Staying Woke Requires Rest

 

By Prisca Dorcas Mojica Rodriguez

My name is Prisca Dorcas Mojica Rodriguez, and I have taken a sabbatical from life because I am currently in recovery.  I am recovering from sexism, White academic spaces, and a devastating heartbreak.   

Graduate programs are interesting spaces to find yourself in, as a Brown working-poor Latina immigrant.  Graduate programs are full of highly intuitive and introspective personalities, and it is a recipe for disaster-- a beautiful and enlightening disaster, but a disaster nonetheless.  I can only compare it to oil, because when you heat oil up, a lot of it, it splashes and someone in its proximity will get burned.  Students of color in graduate programs are like oil, in rest, and in these predominantly White spaces we are made to think and question everything because we are living situations where we are experiencing racism with newly-found language – and THIS, this is the heat to our oil, this is the combustible situation.

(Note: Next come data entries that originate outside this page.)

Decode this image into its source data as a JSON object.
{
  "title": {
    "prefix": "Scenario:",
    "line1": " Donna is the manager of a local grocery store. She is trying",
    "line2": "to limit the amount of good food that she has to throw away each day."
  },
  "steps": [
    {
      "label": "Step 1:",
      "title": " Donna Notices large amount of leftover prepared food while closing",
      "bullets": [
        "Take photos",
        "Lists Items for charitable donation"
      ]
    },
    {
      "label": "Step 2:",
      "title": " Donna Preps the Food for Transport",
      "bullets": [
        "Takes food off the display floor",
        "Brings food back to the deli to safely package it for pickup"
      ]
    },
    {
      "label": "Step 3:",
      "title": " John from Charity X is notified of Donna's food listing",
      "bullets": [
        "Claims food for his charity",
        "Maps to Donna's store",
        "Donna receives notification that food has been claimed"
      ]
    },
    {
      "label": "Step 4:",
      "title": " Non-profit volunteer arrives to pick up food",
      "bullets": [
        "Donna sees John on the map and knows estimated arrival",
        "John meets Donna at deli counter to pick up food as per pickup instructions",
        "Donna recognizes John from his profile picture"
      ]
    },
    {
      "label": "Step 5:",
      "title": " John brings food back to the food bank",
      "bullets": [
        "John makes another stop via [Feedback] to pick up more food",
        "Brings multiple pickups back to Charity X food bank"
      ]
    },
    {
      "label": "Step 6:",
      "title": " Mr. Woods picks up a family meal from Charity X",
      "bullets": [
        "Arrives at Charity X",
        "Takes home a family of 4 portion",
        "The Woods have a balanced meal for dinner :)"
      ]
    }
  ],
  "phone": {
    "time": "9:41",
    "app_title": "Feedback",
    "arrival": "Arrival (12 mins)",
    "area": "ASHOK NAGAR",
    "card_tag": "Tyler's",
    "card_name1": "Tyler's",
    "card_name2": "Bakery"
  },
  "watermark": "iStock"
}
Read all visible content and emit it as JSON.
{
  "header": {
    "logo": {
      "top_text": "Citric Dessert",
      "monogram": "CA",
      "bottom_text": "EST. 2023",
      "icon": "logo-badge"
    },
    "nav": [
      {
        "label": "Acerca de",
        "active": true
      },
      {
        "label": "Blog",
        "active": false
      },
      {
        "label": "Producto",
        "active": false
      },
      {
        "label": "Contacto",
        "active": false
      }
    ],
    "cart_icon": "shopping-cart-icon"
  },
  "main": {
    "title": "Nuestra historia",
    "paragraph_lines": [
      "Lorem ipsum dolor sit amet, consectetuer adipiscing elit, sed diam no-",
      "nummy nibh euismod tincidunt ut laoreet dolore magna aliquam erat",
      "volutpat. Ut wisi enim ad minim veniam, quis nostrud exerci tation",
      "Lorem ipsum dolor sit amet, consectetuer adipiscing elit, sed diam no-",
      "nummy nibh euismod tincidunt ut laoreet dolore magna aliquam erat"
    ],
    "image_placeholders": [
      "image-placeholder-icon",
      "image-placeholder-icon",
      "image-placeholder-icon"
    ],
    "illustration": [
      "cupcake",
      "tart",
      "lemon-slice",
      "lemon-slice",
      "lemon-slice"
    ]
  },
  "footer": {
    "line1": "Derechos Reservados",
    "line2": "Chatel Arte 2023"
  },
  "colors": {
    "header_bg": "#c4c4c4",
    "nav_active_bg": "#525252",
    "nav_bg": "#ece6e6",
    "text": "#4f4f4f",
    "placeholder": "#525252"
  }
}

That was my experience. I was “okay” before.  Then someone told me, that spicy was actually a dehumanizing way of referring to me, in front of the person who boldly called me spicy in class.  And then someone recommended a book on sexual liberation, as I found myself in a marriage that was void of those types of conversations. I began to boil.  

I was having conversations that turned my life, as I knew it, upside down.

My entire body started to react to my realities through a new lens, a lens that I could not un-see through once I saw through it.  

In 2013, I spent October-December in a sleepless haze.  As I began to shift my convenient friendships to intentional circles of resistance, my aesthetics became intentionally hyperfeminine, hypersexual, hypervisible. My writing was becoming sharper, angrier, and indignant.  

I was changing right before my eyes, and it affected EVERYTHING.

When the boiling turned into an explosion, my entire life fell apart, or as I say now: fell into place.  But I found myself separated from someone I loved but could not be with anymore, writing a thesis that had my sweat and tears streaming through the paper, and I felt alone in an academic space that at one point had felt inviting, and suddenly felt suffocating and tokenizing.  

I could no longer see my future, I could no longer see me in any future.  I felt like I was struggling just to get through the day to day.  I did not dream. I no longer aspired.  I felt like I wanted to disappear -- and a lot of that had to do with my own mental illness, depression, and anxiety.  

But thankfully, all my intentional efforts meant that I had a phenomenal network of friends and mentors who said: you need to rest.  

And not in the “You can’t do this, this isn’t for you” kinda way, but more so in the “Heal, because when you come back from this darkness and this abyss you are going to be unstoppable,” and, “When you gain your strength, and cry this change and oppression out of your system: no one will be able to stand in  your way.”  I knew I could no longer keep going--that at that point, I did not have the energy to keep going.

Currently, I do not make anything close to livable wage, I write to heal and manage everything that I have gone through. I cry and I go to the beach with my mother.  I have said to life: I’ll be right back.  Because being Brown, and female, and a non-citizen from a working-poor context is like having all the decks stacked against you when you enter White male upper middle class academic spaces.  And I feel the pressure, and I process that intensely. And I needed the time to let that oil sit still, because the explosion burned me, but I made it out alive and I intend on staying alive by being intentional about how I take care of me.

I also know that I have a huge advantage, in having a home to come back to, no one to take care of but myself, and a mami and papi who have opened their home to me, rent-free.  I know I am living a dream, and a nightmare in my mind, all at the same time.  I know I am going to look back at this point in my life, and never regret not feeling like I was not productive enough, or making enough money, or being sufficiently caught up to what is expected for a woman my age; because I know that my life depended on this much needed sabbatical.  I cannot stress this enough: my life depended on this sabbatical. And the work that needs to be done so that other people do not have to recover from White spaces that are uninviting to us, will take all of us being strong and present and intentional about taking moments to heal from our own traumas.

My name is Prisca and I am currently on sabbatical, fighting for my life.

 

Prisca Dorcas Mojica Rodriguez is a chonga Mujerista from Managua, Nicaragua currently living in Miami, FL. She recently graduated with her Masters from Vanderbilt University, and is looking to take some much needed time off to refresh. She is also the founder of Latina Rebels, a blogger for HuffPo Latino Voices, and a columnist/editor at Chica Magazine. Her interests are within biopolitics as it relates to Latina embodiment, specifically concerning models of conquerable flesh around narratives of naturalization for women of color. Thus her work is around reclaiming and upholding embodied resistance, particularly within chonga and chola subcultures. Que viva la mujer!